Source for Results 2014 are Wikipedia.

We want to infer a latent parameter - that is the 'strength' of a team based only on their scoring intensity, and all we have are their scores and results, we can't accurately measure the 'strength' of a team.
Probabilistic Programming is a brilliant paradigm for modeling these latent parameters



In [1]:

    
!date

import numpy as np
import pandas as pd
try:
    from StringIO import StringIO
except ImportError:
    from io import StringIO
%matplotlib inline
import pymc3 as pm, theano.tensor as tt









    



Sun Nov 20 16:24:00 GMT 2016

This is a Rugby prediction exercise.

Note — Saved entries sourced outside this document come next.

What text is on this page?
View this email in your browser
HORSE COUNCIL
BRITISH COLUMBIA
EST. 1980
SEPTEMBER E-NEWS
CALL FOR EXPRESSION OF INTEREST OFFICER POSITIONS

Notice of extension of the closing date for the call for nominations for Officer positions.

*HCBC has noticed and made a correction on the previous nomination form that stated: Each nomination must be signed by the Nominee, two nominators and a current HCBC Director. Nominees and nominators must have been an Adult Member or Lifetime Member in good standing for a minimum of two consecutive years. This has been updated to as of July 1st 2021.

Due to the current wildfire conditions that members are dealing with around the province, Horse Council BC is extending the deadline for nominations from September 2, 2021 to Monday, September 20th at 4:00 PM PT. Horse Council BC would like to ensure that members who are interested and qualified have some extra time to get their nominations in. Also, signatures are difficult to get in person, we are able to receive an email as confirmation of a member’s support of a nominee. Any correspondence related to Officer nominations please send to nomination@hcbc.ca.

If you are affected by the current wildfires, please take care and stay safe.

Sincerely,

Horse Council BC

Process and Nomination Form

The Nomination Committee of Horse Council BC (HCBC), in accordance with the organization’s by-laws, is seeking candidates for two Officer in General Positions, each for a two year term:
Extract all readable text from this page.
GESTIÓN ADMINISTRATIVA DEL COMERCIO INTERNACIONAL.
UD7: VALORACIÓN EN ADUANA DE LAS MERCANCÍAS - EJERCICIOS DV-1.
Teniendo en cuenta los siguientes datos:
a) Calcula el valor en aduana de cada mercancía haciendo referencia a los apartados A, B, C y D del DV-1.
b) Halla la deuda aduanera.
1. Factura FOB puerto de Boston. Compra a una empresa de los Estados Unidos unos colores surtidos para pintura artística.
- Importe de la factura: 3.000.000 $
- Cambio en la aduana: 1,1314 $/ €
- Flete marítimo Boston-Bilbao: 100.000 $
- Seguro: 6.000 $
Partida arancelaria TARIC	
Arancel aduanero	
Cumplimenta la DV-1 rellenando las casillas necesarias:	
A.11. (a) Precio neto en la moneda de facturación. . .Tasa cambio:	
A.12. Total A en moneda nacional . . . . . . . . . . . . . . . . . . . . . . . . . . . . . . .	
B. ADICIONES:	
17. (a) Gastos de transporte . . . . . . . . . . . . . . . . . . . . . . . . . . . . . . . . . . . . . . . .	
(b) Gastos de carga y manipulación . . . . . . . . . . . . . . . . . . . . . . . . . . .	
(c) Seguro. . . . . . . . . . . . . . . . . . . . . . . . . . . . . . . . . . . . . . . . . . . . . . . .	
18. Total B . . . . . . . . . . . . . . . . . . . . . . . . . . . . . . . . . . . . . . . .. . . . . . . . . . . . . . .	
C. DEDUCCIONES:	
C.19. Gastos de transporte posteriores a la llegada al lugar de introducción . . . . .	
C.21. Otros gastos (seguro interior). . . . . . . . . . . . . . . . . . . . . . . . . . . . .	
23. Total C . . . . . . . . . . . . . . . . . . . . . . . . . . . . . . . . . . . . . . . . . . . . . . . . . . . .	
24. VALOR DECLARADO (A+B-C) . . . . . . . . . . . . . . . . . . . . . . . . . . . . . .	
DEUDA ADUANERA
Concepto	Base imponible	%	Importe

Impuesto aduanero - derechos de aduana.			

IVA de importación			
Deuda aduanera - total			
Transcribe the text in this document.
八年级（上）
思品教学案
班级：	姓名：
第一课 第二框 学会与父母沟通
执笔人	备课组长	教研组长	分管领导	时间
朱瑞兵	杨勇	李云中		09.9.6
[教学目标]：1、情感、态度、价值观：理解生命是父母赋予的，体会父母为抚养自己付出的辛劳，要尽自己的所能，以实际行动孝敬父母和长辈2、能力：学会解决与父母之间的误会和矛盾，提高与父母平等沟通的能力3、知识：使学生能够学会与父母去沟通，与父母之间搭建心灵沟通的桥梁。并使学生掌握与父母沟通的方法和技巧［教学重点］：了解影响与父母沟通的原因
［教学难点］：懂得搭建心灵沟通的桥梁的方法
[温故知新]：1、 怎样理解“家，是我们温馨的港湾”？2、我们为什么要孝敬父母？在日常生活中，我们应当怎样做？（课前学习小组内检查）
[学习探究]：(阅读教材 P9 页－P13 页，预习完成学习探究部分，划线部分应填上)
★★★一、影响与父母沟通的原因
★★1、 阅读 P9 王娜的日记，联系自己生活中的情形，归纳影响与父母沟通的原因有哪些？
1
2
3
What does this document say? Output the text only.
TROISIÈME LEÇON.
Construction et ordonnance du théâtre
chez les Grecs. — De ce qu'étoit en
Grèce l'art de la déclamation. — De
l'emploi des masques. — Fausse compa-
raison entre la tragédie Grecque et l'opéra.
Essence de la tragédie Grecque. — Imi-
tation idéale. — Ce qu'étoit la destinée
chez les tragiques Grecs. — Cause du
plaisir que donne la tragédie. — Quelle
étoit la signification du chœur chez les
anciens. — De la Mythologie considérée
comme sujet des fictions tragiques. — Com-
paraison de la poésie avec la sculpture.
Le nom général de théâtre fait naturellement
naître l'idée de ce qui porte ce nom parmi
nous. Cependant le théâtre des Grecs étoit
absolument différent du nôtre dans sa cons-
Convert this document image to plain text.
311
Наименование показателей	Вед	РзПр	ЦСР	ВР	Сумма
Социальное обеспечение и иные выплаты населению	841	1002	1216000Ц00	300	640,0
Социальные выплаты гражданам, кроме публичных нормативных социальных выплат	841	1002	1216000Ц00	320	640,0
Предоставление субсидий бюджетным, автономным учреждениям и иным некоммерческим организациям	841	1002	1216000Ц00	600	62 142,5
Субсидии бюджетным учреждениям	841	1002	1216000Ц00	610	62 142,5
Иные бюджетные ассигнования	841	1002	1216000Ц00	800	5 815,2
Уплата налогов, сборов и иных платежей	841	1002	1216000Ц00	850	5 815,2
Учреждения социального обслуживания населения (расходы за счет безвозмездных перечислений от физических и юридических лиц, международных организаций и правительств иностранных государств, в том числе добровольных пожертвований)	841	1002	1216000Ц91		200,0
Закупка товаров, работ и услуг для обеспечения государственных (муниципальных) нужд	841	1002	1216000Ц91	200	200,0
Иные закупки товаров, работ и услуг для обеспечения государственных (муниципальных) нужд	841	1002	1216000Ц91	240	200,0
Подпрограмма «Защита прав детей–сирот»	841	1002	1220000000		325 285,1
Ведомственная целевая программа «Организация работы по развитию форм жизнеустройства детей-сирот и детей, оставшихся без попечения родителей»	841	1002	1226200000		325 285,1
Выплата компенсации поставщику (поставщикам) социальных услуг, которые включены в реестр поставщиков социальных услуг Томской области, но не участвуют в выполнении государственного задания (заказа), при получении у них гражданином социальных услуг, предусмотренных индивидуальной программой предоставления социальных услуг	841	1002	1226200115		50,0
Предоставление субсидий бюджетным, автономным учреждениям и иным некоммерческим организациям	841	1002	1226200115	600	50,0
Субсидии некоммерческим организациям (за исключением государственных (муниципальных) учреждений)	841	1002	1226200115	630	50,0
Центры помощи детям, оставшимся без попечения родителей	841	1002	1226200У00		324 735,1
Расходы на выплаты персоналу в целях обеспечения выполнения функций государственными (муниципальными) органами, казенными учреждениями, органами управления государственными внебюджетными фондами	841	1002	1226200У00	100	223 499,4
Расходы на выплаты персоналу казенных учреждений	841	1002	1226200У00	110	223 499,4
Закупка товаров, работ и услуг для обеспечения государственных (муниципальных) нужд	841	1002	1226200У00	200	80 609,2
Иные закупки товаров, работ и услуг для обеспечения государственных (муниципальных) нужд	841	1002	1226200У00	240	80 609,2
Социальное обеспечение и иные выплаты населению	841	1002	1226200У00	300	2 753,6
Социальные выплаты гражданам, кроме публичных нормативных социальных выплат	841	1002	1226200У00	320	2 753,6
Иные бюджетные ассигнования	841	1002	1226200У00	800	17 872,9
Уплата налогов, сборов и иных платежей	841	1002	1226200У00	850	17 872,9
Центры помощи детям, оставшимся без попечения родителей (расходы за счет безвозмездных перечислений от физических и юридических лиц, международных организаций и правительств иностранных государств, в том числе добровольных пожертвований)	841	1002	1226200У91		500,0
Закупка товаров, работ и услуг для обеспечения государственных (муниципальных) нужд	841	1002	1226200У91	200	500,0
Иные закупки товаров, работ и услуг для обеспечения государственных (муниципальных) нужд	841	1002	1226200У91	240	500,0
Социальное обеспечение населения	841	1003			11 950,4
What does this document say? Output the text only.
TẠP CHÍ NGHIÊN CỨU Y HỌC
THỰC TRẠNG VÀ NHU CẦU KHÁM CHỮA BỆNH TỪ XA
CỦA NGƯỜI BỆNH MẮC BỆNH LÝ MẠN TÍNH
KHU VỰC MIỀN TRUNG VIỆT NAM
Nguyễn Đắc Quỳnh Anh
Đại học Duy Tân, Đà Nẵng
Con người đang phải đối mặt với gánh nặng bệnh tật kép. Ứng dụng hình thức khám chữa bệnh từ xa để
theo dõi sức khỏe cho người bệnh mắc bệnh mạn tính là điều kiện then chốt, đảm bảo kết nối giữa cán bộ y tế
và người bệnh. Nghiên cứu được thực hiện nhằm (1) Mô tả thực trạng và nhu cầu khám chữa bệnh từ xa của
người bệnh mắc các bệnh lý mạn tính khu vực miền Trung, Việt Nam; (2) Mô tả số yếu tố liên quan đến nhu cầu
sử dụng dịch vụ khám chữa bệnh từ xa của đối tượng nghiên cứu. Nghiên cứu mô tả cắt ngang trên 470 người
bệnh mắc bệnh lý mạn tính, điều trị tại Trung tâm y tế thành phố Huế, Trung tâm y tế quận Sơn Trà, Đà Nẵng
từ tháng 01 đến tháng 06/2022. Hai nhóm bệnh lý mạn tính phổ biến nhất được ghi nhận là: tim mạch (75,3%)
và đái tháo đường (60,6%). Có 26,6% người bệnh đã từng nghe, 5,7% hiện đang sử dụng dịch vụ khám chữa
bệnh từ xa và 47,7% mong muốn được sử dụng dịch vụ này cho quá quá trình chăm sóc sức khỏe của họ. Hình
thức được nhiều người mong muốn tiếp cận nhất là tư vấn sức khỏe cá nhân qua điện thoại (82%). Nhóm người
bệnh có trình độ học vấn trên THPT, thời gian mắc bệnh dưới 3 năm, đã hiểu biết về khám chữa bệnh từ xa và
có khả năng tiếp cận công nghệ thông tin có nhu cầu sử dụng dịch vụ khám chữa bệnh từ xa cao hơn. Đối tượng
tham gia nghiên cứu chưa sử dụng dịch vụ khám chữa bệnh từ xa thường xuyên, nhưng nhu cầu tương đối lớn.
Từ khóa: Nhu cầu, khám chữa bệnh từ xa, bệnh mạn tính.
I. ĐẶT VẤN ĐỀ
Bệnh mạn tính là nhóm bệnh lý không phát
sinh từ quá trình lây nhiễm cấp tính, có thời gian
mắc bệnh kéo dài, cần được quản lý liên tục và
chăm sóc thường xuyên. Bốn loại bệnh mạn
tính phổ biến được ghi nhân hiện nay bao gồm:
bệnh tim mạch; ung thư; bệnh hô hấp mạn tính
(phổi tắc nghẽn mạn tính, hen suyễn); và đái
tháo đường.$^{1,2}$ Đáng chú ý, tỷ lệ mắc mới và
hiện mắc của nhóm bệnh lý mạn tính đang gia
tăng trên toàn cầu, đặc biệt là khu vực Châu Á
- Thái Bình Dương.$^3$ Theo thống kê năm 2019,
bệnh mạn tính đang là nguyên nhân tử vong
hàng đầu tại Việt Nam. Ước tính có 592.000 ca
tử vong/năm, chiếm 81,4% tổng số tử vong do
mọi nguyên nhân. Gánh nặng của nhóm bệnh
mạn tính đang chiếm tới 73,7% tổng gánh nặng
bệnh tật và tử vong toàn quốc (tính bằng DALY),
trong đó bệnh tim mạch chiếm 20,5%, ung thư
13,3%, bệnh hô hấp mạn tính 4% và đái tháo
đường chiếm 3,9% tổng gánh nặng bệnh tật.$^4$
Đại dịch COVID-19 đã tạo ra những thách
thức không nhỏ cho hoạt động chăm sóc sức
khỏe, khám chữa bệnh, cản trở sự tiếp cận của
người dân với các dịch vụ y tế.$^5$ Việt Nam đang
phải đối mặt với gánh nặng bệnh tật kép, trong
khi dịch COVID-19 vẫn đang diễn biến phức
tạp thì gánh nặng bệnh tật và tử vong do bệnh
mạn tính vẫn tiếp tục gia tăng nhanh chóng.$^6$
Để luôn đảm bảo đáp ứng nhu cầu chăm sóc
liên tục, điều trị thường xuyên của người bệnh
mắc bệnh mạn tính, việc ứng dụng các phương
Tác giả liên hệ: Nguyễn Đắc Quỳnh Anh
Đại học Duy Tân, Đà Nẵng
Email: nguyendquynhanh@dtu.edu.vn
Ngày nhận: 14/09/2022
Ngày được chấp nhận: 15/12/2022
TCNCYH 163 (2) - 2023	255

So we'll input some data



In [2]:

    
data_csv = StringIO("""home_team,away_team,home_score,away_score
Wales,Italy,23,15
France,England,26,24
Ireland,Scotland,28,6
Ireland,Wales,26,3
Scotland,England,0,20
France,Italy,30,10
Wales,France,27,6
Italy,Scotland,20,21
England,Ireland,13,10
Ireland,Italy,46,7
Scotland,France,17,19
England,Wales,29,18
Italy,England,11,52
Wales,Scotland,51,3
France,Ireland,20,22""")

What do we want to infer?

We want to infer the latent paremeters (every team's strength) that are generating the data we observe (the scorelines).
Moreover, we know that the scorelines are a noisy measurement of team strength, so ideally, we want a model that makes it easy to quantify our uncertainty about the underlying strengths.
Often we don't know what the Bayesian Model is explicitly, so we have to 'estimate' the Bayesian Model'
If we can't solve something, approximate it.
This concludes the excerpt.